Un original, comme on dit dans notre terroir, en hochant du chef d’un air entendu. Un extravagant, entendez celui qui a toujours été au bout de ses rêves et de ses entreprises aventureuses. Très jeune, le littoral atlantique fait souffler dans sa tête des vents venus d’ailleurs. Sur les quais de La Rochelle (dont son grand-père Léonce Vieljeux, abattu au camp de Struthof, fut le maire courageux), il anticipait les voyages à venir et les films qui iraient avec. Car Serge Roullet est cinéaste, pas un « professionnel de la profession », mais un artiste éclairé porté par un style. Dans la vie, comme on dit, il est propriétaire-vigneron et négociant en cognac. Et le seul de la corporation à avoir osé coiffer du bonnet phrygien des révolutionnaires de l’an II les étiquettes de ses bouteilles renommées (Roullet et fils) : à 75 ans, toujours insoumis et le coeur qui tressaille, notre rêveur éveillé n’a pas renoncé à l’essentiel : ce en quoi il croyait jadis et qui paraît aujourd’hui tellement anachronique aux marchands d’idées déguisés en philosophes. Héritier fantasque d’une longue tradition huguenote, il y a quelque chose en lui d’un Bernard Palissy, autre parpaillot saintongeais découvreur de secrets. En rupture de classe, ce fils de bonne famille a épousé, par la pensée et dans l’action, les grands combats et les grandes idées du XXe siècle, au premier rang desquels la justice sociale.

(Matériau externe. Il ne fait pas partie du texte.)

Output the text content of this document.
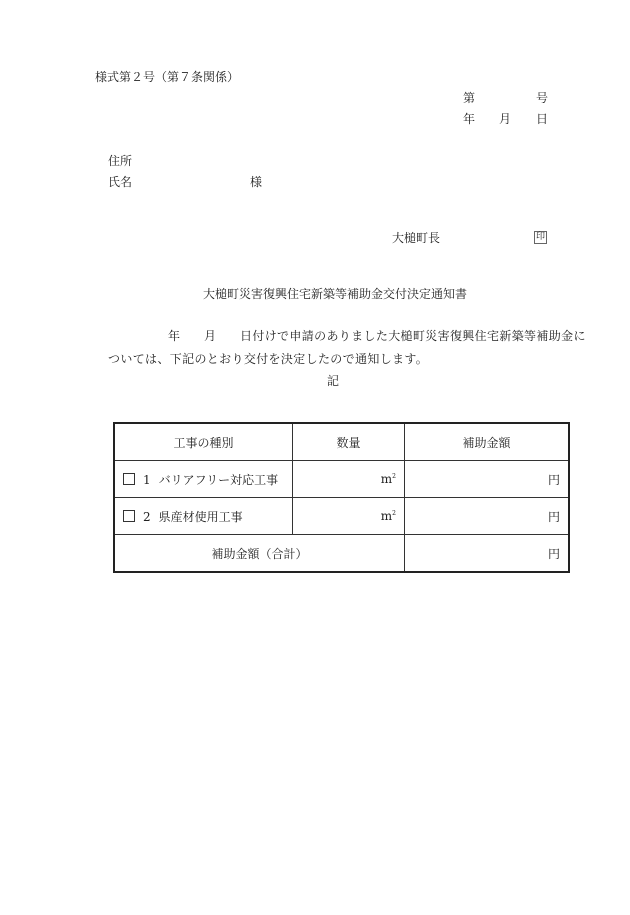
様式第２号（第７条関係）
第	号
年 月 日
住所
氏名	様
大槌町長	印
大槌町災害復興住宅新築等補助金交付決定通知書
年 月 日付けで申請のありました大槌町災害復興住宅新築等補助金に
ついては、下記のとおり交付を決定したので通知します。
記
工事の種別	数量	補助金額
1 バリアフリー対応工事	$m^2$	円
2 県産材使用工事	$m^2$	円
補助金額（合計）		円
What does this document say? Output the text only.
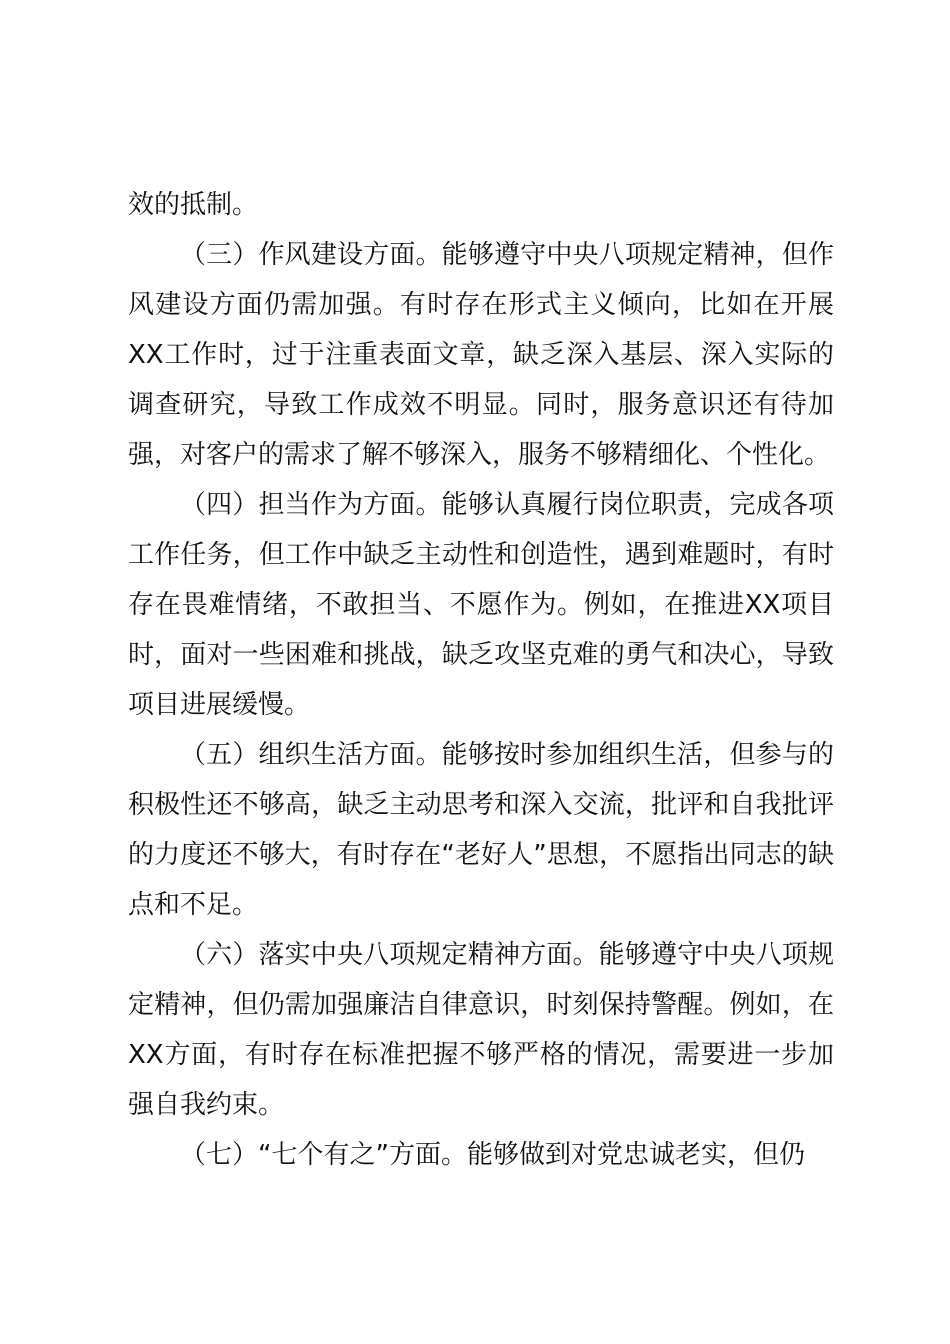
效的抵制。

（三）作风建设方面。能够遵守中央八项规定精神，但作风建设方面仍需加强。有时存在形式主义倾向，比如在开展XX工作时，过于注重表面文章，缺乏深入基层、深入实际的调查研究，导致工作成效不明显。同时，服务意识还有待加强，对客户的需求了解不够深入，服务不够精细化、个性化。

（四）担当作为方面。能够认真履行岗位职责，完成各项工作任务，但工作中缺乏主动性和创造性，遇到难题时，有时存在畏难情绪，不敢担当、不愿作为。例如，在推进XX项目时，面对一些困难和挑战，缺乏攻坚克难的勇气和决心，导致项目进展缓慢。

（五）组织生活方面。能够按时参加组织生活，但参与的积极性还不够高，缺乏主动思考和深入交流，批评和自我批评的力度还不够大，有时存在“老好人”思想，不愿指出同志的缺点和不足。

（六）落实中央八项规定精神方面。能够遵守中央八项规定精神，但仍需加强廉洁自律意识，时刻保持警醒。例如，在XX方面，有时存在标准把握不够严格的情况，需要进一步加强自我约束。

（七）“七个有之”方面。能够做到对党忠诚老实，但仍
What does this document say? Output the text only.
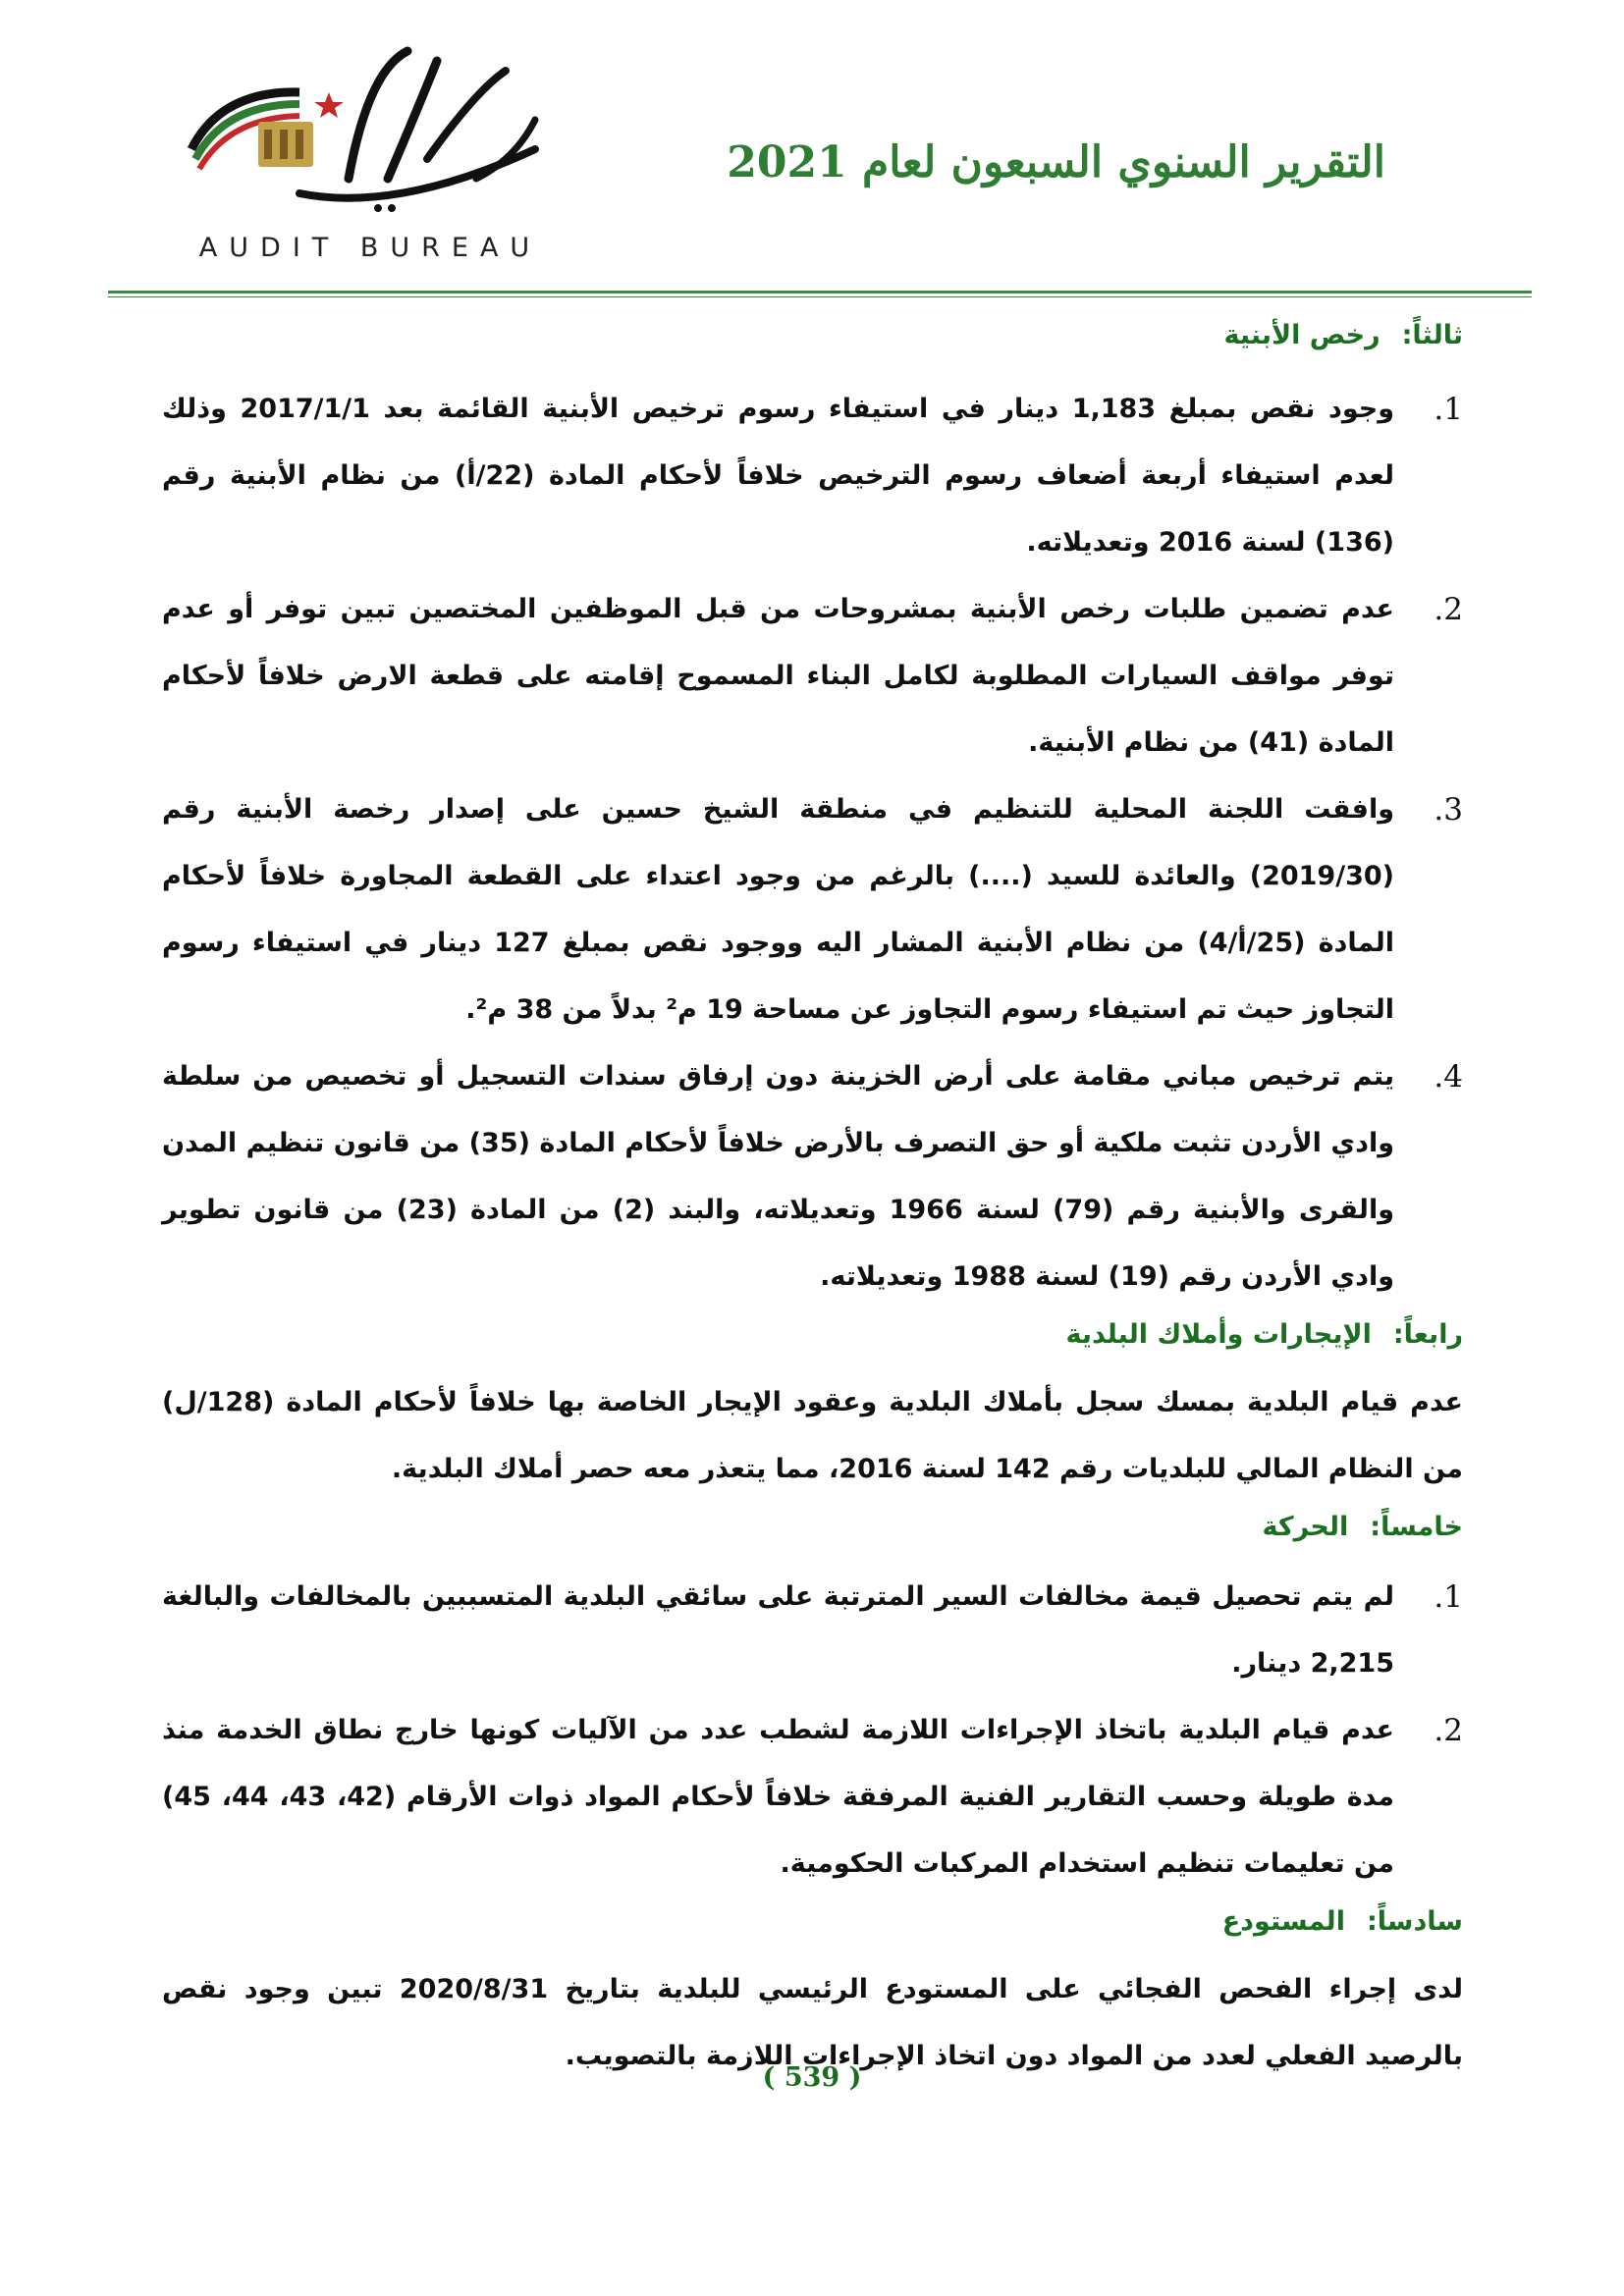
AUDIT BUREAU
التقرير السنوي السبعون لعام 2021
ثالثاً:رخص الأبنية
1.
وجود نقص بمبلغ 1,183 دينار في استيفاء رسوم ترخيص الأبنية القائمة بعد 2017/1/1 وذلك لعدم استيفاء أربعة أضعاف رسوم الترخيص خلافاً لأحكام المادة (22/أ) من نظام الأبنية رقم (136) لسنة 2016 وتعديلاته.
2.
عدم تضمين طلبات رخص الأبنية بمشروحات من قبل الموظفين المختصين تبين توفر أو عدم توفر مواقف السيارات المطلوبة لكامل البناء المسموح إقامته على قطعة الارض خلافاً لأحكام المادة (41) من نظام الأبنية.
3.
وافقت اللجنة المحلية للتنظيم في منطقة الشيخ حسين على إصدار رخصة الأبنية رقم (2019/30) والعائدة للسيد (....) بالرغم من وجود اعتداء على القطعة المجاورة خلافاً لأحكام المادة (25/أ/4) من نظام الأبنية المشار اليه ووجود نقص بمبلغ 127 دينار في استيفاء رسوم التجاوز حيث تم استيفاء رسوم التجاوز عن مساحة 19 م² بدلاً من 38 م².
4.
يتم ترخيص مباني مقامة على أرض الخزينة دون إرفاق سندات التسجيل أو تخصيص من سلطة وادي الأردن تثبت ملكية أو حق التصرف بالأرض خلافاً لأحكام المادة (35) من قانون تنظيم المدن والقرى والأبنية رقم (79) لسنة 1966 وتعديلاته، والبند (2) من المادة (23) من قانون تطوير وادي الأردن رقم (19) لسنة 1988 وتعديلاته.
رابعاً:الإيجارات وأملاك البلدية

عدم قيام البلدية بمسك سجل بأملاك البلدية وعقود الإيجار الخاصة بها خلافاً لأحكام المادة (128/ل) من النظام المالي للبلديات رقم 142 لسنة 2016، مما يتعذر معه حصر أملاك البلدية.

خامساً:الحركة
1.
لم يتم تحصيل قيمة مخالفات السير المترتبة على سائقي البلدية المتسببين بالمخالفات والبالغة 2,215 دينار.
2.
عدم قيام البلدية باتخاذ الإجراءات اللازمة لشطب عدد من الآليات كونها خارج نطاق الخدمة منذ مدة طويلة وحسب التقارير الفنية المرفقة خلافاً لأحكام المواد ذوات الأرقام (42، 43، 44، 45) من تعليمات تنظيم استخدام المركبات الحكومية.
سادساً:المستودع

لدى إجراء الفحص الفجائي على المستودع الرئيسي للبلدية بتاريخ 2020/8/31 تبين وجود نقص بالرصيد الفعلي لعدد من المواد دون اتخاذ الإجراءات اللازمة بالتصويب.

( 539 )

Ce sera, guerre froide aidant, l’attirance pour le marxisme dont tout semblait l’exclure. Il ne pouvait tout simplement pas s’imaginer dans le camp des possédants, donc des exploiteurs. L’ordre bourgeois ? construit en Charente autour du négoce des eaux-de-vie et tant vanté par Chardonne (son parent par alliance) ? il ne s’y soumettrait jamais. La morale, les certitudes de sa classe, il n’y adhérerait pas, fils rebelle, fils prodigue. Ainsi a-t-il été voir (et se faire voir) ailleurs. Long périple, avant de revenir au pays et de gérer l’héritage. Après des études de droit, il a travaillé aux États-Unis, a connu Flaherty et collaboré avec Hans Richter, l’avant-gardiste allemand. Il a été caméraman en Israël en 1947 pour les Actualités françaises. Puis co-scénariste de Ce siècle a cinquante ans, avec Jean-Georges Auriol, le fondateur de l’illustre Revue du cinéma, ancêtre des Cahiers.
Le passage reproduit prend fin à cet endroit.